• Bill Stauffer

Gratitude Friday 12 24 21 – In the Trenches, On the Eve

“How can a man understand and appreciate the time of peace

when he has never been in the trenches of life.” ― Paul Bamikole


This Christmas Eve Gratitude Friday, I started thinking about my days of running a long term, publicly funded residential treatment center and what it is like to be in the trenches in the Substance Use care field. For those of you outside of the work, it can be an incredibly challenging time, even without COVID to contend with. For many of us in recovery, the holidays can be a complex time, our expectations approach that of It’s a Wonderful Life, but reality rarely if ever hits those chords. The Holidays can bring back memories of dashed hopes, losses and people we have let down. There is a whole lot of processing and support going on in a well-functioning SU residential treatment center at this time of the year. More years than not, my team and I ended up spending time with our treatment community on the Holiday, dealing with one thing or another. It is 24/7 work, and people who do it also have to contend with a host of needs without the proper resources to accomplish them but dedicated to doing their best anyway.


The Holidays are also the finest hour of service. At the Halfway Home of the Lehigh Valley, we would have an annual Thanksgiving and a December Holiday dinner. The staff would serve the residents as close to a homecooked holiday dinner as we could put together. Everyone would eat together and there would be a lot of sharing that would occur. Residents would express gratitude for the first Holiday meal in memory not eaten under a bridge or in a prison cell. Others would share that the recovery community was their adoptive family due to estrangement or loss. People would share hope and talk about seeing a child or their family and share their recovery with the people they loved. What those dinners did for me, and I suspect many of our underpaid and overworked staff was highlighted what kept us going through those challenges and endless workdays. Occurring in collaboration with the recovery community, also working tirelessly to support long term recovery. Our Alumni, people who were sitting in those chairs in prior years would show up with homemade cookies and bus passes for our residents, out of gratitude for what the program had helped them achieve. I would go home, seeing my own story in the eyes of people we served and feeling gratitude for the staff who showed up day in day out and at 2 AM to serve this community. They are all, each and every one of them, my people.


Truth be told, there are a lot of trenches people are holding down at this time of the year. Rarely a magic moment of peace and grace. That oft told story of the WWI 1914 Christmas Truce was the exception, not the rule. In 1944, our troops where in the midst of the Battle of the Bulge, one of the harshest fighting in all of WWII. In recent years and probably in the life experience of more than a few of our friends and family members who served, the Holidays were a time away from family, dodging mortar attacks, improvised explosive devices and sniper fire in service to our nation while 7,000 miles away from home. After two decades of war, our family members are now home but Afghanistan is starving, largely outside of our awareness. No opining here, just noting how complex and multidimensional our world is in how our actions as a people matter. History will inform us of the wisdom or folly of our actions if we listen.

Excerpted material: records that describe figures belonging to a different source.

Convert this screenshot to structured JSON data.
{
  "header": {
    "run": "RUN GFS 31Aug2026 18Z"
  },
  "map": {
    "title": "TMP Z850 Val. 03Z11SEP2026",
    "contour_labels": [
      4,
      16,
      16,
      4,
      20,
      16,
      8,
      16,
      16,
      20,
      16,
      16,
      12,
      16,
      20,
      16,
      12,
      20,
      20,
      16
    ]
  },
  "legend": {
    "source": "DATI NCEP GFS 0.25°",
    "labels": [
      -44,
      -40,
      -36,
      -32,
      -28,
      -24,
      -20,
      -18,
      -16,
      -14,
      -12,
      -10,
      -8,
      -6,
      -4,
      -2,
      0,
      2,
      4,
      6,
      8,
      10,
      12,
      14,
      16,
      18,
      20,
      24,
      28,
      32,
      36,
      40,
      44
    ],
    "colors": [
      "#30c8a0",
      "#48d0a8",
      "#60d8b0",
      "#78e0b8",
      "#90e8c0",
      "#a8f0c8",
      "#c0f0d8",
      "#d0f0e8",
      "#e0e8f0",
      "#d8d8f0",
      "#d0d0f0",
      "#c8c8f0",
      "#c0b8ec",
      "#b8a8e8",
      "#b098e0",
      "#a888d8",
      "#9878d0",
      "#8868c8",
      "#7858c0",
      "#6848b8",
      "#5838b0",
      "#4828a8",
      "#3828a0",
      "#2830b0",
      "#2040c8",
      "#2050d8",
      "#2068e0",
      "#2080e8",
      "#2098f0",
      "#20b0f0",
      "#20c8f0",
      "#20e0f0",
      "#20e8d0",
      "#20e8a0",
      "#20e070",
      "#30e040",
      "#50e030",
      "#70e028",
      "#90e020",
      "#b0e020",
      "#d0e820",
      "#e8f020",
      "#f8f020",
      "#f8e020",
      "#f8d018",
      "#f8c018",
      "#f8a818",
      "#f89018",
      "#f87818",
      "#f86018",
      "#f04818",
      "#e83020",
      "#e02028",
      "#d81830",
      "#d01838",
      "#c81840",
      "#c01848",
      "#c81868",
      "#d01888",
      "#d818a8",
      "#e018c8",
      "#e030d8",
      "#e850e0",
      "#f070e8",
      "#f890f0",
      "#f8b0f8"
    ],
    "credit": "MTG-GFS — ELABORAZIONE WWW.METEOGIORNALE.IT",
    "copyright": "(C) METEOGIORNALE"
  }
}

There are other kinds of trenches with butts in them right now. Our firefighters, paramedics and law enforcement personnel put other family’s needs in the forefront out in our communities. They miss their own holiday celebrations for us. They do so to save lives and protect communities. Whatever our religions, political beliefs, or host of other ways we divide ourselves up on, we should take a moment out of our own family celebrations and toast them and their sacrifices. I hope none of us need their help this Holiday, but one thing we should all acknowledge is that these sacrifices are largely made by people trying their best to anyone in need. They are in the trench for us.

Right now in America, one of the toughest trenches to occupy is that of our front line medical care and support staff. Doctors, nurses, med techs and the hospital cleaning staff have rough jobs yet again this year. Once more into the breech, dear friends! I wrote a piece about them all a few weeks back, Unsung Heroes Under Siege. This was before the Omicron surge. Two years into a pandemic with a variant that replicates at a rate 70 times faster than the delta variant. If you are one of these people, thank you. If one of your family members is out there on the front lines, thank you too.


There are a whole lot of ways people chose to serve society. Today, I take a moment to express gratitude for our public servants. Peace on Earth and goodwill rings as a platitude but also a worthy aspiration. Healing our world starts with healing ourselves and our communities. Many people dedicate their lives to these values. I never have pretended to have all or even a few of the answers, but it seems abundantly clear to me we must focus on our higher aspects and avoid our base divisiveness to move forward. I do so here today. I am grateful for the butts in the trenches this difficult Holiday season. What are you grateful for today?